DIE GESCHICHTE HINTER DEM MINI-MECP2

January 10, 2023
Im Mai 2022 machte Taysha Gene Therapies die aufregende Ankündigung, dass sie eine klinische Studie der Phase 1/2 zur Gentherapie des Rett-Syndroms beginnen werden. Ihr Plan, MeCP2 im Nervensystem wiederherzustellen, indem sie das funktionelle Protein in Zellen einführen, denen es fehlte, war eine willkommene Entwicklung im Kampf um eine Rett-Heilung. Kurz darauf kündigte Neurogene an, dass sie ebenfalls eine Gentherapie für das Rett-Syndrom erproben wollen. Bei dieser Art des Gen-„Ersatzes“ wird ein Virus eingesetzt, um ein funktionsfähiges MECP2-Gen in das Gehirn einzuschleusen. Eine Besonderheit der Taysha-Studie besteht darin, dass nicht die gesamte kodierende MeCP2-Sequenz verwendet wird, sondern eine gekürzte Version, die viel kürzer ist. Dieser Artikel erklärt, wie das „Mini-MeCP2“ zustande kam. (Hinweis: Ich habe nichts mit Taysha oder der vorgeschlagenen Studie zu tun).
Als meine Forschungsgruppe auf die Idee mit dem Mini-MeCP2 kam, dachten wir nicht in erster Linie an einen therapeutischen Vektor, sondern eher daran, herauszufinden, wie das MeCP2-Protein tatsächlich funktioniert. Alle menschlichen Proteine haben sich so entwickelt, dass sie Funktionen erfüllen, die zu einem gesunden Individuum beitragen.
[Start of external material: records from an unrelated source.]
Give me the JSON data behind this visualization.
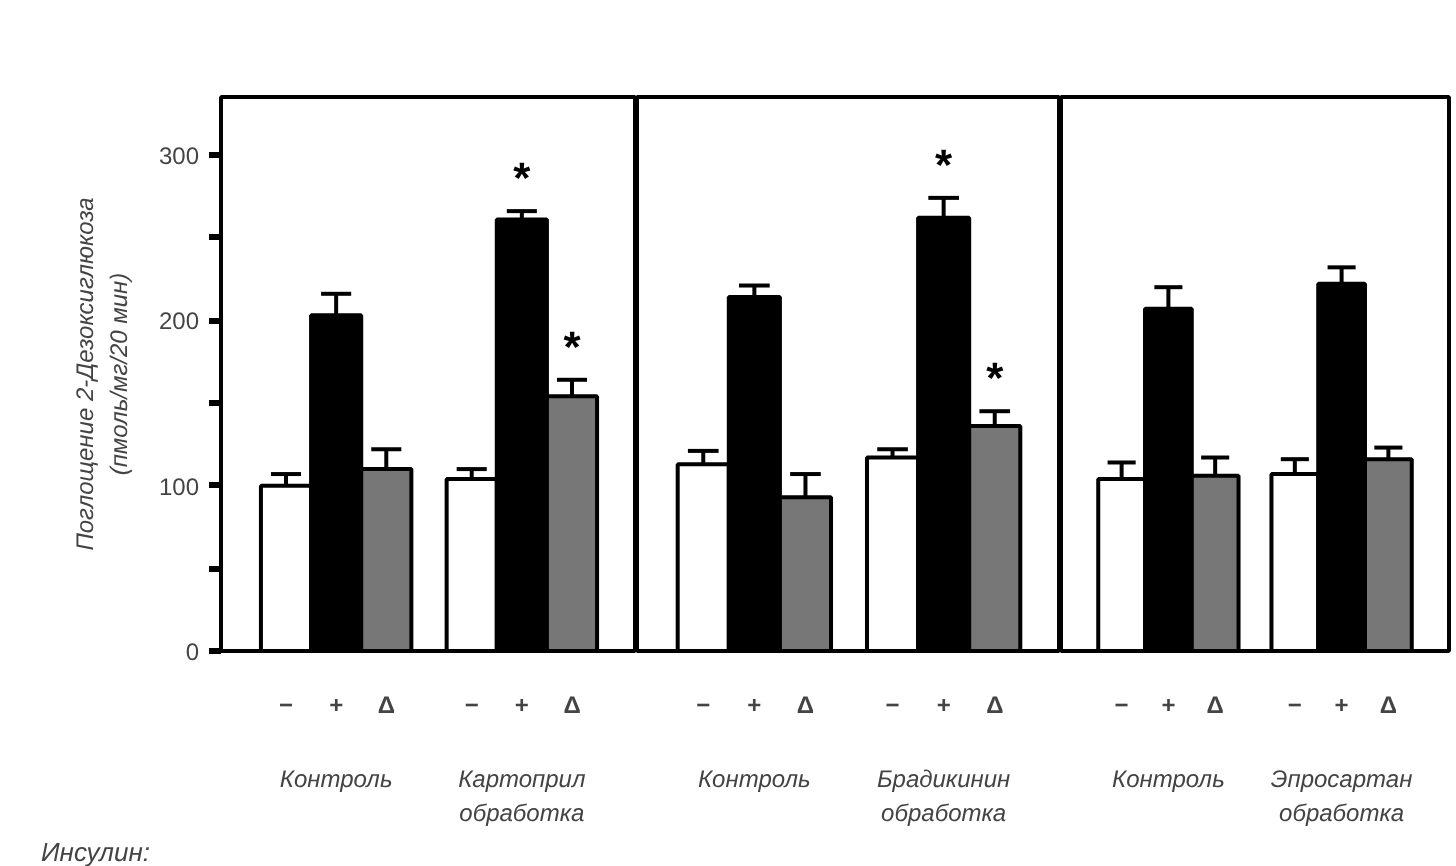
{
  "chart_data": [
    {
      "type": "bar",
      "ylabel": "Поглощение 2-Дезоксиглюкоза\n(пмоль/мг/20 мин)",
      "legend_title": "Инсулин:",
      "categories": [
        "Контроль",
        "Картоприл\nобработка"
      ],
      "series": [
        {
          "name": "−",
          "color": "#ffffff",
          "values": [
            100,
            104
          ],
          "errors": [
            [
              100,
              107
            ],
            [
              104,
              110
            ]
          ]
        },
        {
          "name": "+",
          "color": "#000000",
          "values": [
            203,
            261
          ],
          "errors": [
            [
              203,
              216
            ],
            [
              261,
              266
            ]
          ],
          "value_labels": [
            null,
            "*"
          ]
        },
        {
          "name": "Δ",
          "color": "#777777",
          "values": [
            110,
            154
          ],
          "errors": [
            [
              110,
              122
            ],
            [
              154,
              164
            ]
          ],
          "value_labels": [
            null,
            "*"
          ]
        }
      ],
      "ylim": [
        0,
        335
      ],
      "yticks": [
        0,
        {
          "value": 50,
          "label": null
        },
        100,
        {
          "value": 150,
          "label": null
        },
        200,
        {
          "value": 250,
          "label": null
        },
        300
      ],
      "grid": false,
      "legend": false
    },
    {
      "type": "bar",
      "categories": [
        "Контроль",
        "Брадикинин\nобработка"
      ],
      "series": [
        {
          "name": "−",
          "color": "#ffffff",
          "values": [
            113,
            117
          ],
          "errors": [
            [
              113,
              121
            ],
            [
              117,
              122
            ]
          ]
        },
        {
          "name": "+",
          "color": "#000000",
          "values": [
            214,
            262
          ],
          "errors": [
            [
              214,
              221
            ],
            [
              262,
              274
            ]
          ],
          "value_labels": [
            null,
            "*"
          ]
        },
        {
          "name": "Δ",
          "color": "#777777",
          "values": [
            93,
            136
          ],
          "errors": [
            [
              93,
              107
            ],
            [
              136,
              145
            ]
          ],
          "value_labels": [
            null,
            "*"
          ]
        }
      ],
      "ylim": [
        0,
        335
      ],
      "tick_labels": "x",
      "grid": false,
      "legend": false
    },
    {
      "type": "bar",
      "categories": [
        "Контроль",
        "Эпросартан\nобработка"
      ],
      "series": [
        {
          "name": "−",
          "color": "#ffffff",
          "values": [
            104,
            107
          ],
          "errors": [
            [
              104,
              114
            ],
            [
              107,
              116
            ]
          ]
        },
        {
          "name": "+",
          "color": "#000000",
          "values": [
            207,
            222
          ],
          "errors": [
            [
              207,
              220
            ],
            [
              222,
              232
            ]
          ]
        },
        {
          "name": "Δ",
          "color": "#777777",
          "values": [
            106,
            116
          ],
          "errors": [
            [
              106,
              117
            ],
            [
              116,
              123
            ]
          ]
        }
      ],
      "ylim": [
        0,
        335
      ],
      "tick_labels": "x",
      "grid": false,
      "legend": false
    }
  ]
}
MeCP2 ist da keine Ausnahme, aber es war nicht einfach, herauszufinden, was es genau tut. Verlockende Hinweise ergaben sich aus der Betrachtung der Mutationstypen, die die Krankheit verursachen. Zum Hintergrund: Proteine bestehen aus Ketten von Aminosäuren, von denen es 20 verschiedene Arten gibt. Damit das Protein richtig funktioniert, müssen die richtigen Aminosäuren in genau der richtigen Reihenfolge angeordnet sein. Mutationen bringen diese Reihenfolge durcheinander, entweder auf diskrete Weise, indem sie eine Aminosäure in der Kette durch die falsche ersetzen, oder auf drastische Weise, indem sie den Verlust von Teilen der Kette verursachen. Unabhängig davon, ob es sich um diskrete oder drastische Mutationen handelt, ist das Endergebnis dasselbe: ein ernsthafter Mangel an funktionierendem MeCP2, der zum Rett-Syndrom führt.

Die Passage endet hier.